И несмотря на то, что я не помню в данный момент названия новеллы, это первое предложение я помню совершенно отчетливо.
"Эдит была субдебютанткой, то есть будущей дебютанткой, и уже было очевидно, что она будет совершенно очаровательной девушкой будущего года".
- Да, очень мило, - заметил я и вернул книжечку бабушке, а потом взял сценарий, который его наняли написать под влиянием его книжки про Эдит. Сценарий показался мне тогда более интересным. Я помню, что был зачарован направлениями камеры и глубоким знанием дела, с которым бабушка Урсула объяснила их мне. Конечно, я не мог сейчас восстановить ни сам диалог, ни бабушкины технические объяснения, время прошло, я могу только сымпровизировать что-нибудь похожее. Декорацией служит (т. е. служила) экзотически декорированная pied-à-terre на Сансет-бульваре, и мой дедушка (выписавший себя с нарциссической экстравагантностью - силуэт в облепляющем шелковом халате на фоне витражного окна - как предполагалось, это позволит лучше подать его, как портрет мастера вставляют в раму и освещают таким образом, чтобы это было и нежно, и драматично) обращается к своей визави - видимо, моей бабушке - не поворачиваясь к ней лицом. Он говорит ей нечто вроде:
- У меня не было намерения проституировать себя, когда я разрешил издателям поместить на суперобложке моей новеллы мою фотографию в купальном костюме, отчасти слишком откровенном.
- Я не вполне понимаю, о чем ты говоришь, - тупо говорит визави. - Мне фотография показалась очень милой.
- Настолько милой, что она вдохновила продюсера-педераста нанять меня, чтобы написать сценарий для звезды немого экрана, пытающейся сделать себе имя в звуковом кино.
Я все время наталкивался на название направления камеры - POV , насколько я помню, и бабушка объяснила мне, что это означает положение камеры, и мне, молодому тогда человеку, показалось, что POV дает очень большие преимущества моему дедушке. Даже когда диалог переключался на его визави, которая на совершенно очевидное отношение к ней дедушки Кренинга продолжала замечательно удивляться и застывать от неожиданности, POV оставалось на Кренинге, и я помню, что его глаза., его лицо, вся его фигура снова и снова описывались, как "неэлюктабельно" то-то и то-то. И хотя для рано повзрослевшего мальчика из маленького алабамского городка у меня был очень обширный словарь, я не понял, что значит "неэлюктабельно".
Она ответила уклончиво:
- Мальчик мой, твой дедушка был литературным гигантом.
Имела ли она в виду, что Кренинг был литературным гигантом каждый раз, когда был "неэлюктабельно" что-то? Теперь-то я знаю, что это слово означает "необоримо", быть "неэлюктабельно" чем-то означает быть этим неизбежно, и мне стало ясно, что дедушка Кренинг Филипс совсем не был так уж неэлюктабельно или неизбежно гигантом литературы, или чудом чистоты, да, я верю, это было чисто неэлюктабельно в его голове, что и показал киносценарий.
Тем не менее вся эта сцена киносценария была построена на нем. Если выражаться современным языком, он окончательно запудрил ей мозги своими опаляющими признаниями и своим заключительным возгласом: "Ради Бога и меня, не позволяй этому чудовищу меня совратить!"

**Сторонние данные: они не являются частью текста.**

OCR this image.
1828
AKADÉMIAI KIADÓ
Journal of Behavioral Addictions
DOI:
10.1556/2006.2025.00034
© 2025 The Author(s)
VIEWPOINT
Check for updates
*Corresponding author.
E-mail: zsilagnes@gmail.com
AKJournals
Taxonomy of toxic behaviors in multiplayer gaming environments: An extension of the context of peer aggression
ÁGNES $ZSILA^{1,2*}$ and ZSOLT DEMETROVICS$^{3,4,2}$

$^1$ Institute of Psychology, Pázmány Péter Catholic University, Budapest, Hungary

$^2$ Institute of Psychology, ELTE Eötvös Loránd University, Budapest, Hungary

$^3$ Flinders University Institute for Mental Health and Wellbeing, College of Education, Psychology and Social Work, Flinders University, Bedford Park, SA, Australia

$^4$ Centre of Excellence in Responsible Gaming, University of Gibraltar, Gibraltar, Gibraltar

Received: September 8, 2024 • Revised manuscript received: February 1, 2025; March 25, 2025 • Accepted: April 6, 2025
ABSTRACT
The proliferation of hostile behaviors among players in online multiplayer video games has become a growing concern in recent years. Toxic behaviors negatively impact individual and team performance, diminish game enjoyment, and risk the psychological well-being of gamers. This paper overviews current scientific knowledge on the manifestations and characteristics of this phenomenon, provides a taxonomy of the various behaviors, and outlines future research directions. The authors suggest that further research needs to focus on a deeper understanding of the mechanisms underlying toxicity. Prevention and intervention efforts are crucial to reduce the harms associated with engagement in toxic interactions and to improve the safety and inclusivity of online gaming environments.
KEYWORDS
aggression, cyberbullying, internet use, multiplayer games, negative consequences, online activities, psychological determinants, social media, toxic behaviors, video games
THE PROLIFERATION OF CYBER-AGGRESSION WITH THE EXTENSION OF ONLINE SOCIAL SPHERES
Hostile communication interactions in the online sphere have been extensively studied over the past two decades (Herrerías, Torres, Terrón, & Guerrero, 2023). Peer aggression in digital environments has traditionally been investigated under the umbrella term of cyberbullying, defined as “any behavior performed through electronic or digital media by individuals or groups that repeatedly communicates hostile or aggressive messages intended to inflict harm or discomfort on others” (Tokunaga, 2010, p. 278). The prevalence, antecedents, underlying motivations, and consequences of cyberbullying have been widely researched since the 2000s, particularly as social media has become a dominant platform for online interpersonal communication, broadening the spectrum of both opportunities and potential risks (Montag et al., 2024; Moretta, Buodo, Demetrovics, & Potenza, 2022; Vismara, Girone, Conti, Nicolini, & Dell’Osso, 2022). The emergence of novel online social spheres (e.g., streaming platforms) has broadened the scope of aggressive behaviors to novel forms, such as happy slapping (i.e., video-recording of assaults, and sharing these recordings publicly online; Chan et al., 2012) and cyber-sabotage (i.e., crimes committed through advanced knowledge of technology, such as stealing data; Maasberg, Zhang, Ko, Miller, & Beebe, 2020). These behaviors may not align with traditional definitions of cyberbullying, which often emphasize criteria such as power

Этот призыв заставил его визави окончательно потерять дар речи, но POV осталось на Кренинге в шелковом халате, прозрачно-зеленом, как его глаза. Даже тогда мне показалось, что здесь что-то не так. Если облегающий халат был одновременно прозрачным и зеленым, разве это не значило, что его кожа была зеленой?
Я решил не спрашивать бабушку Урсулу о цвете кожи ее давно почившего супруга, проглотил этот вопрос и просто сказал ей:
- Вау, это же динамит, бабушка, они поставили фильм по нему?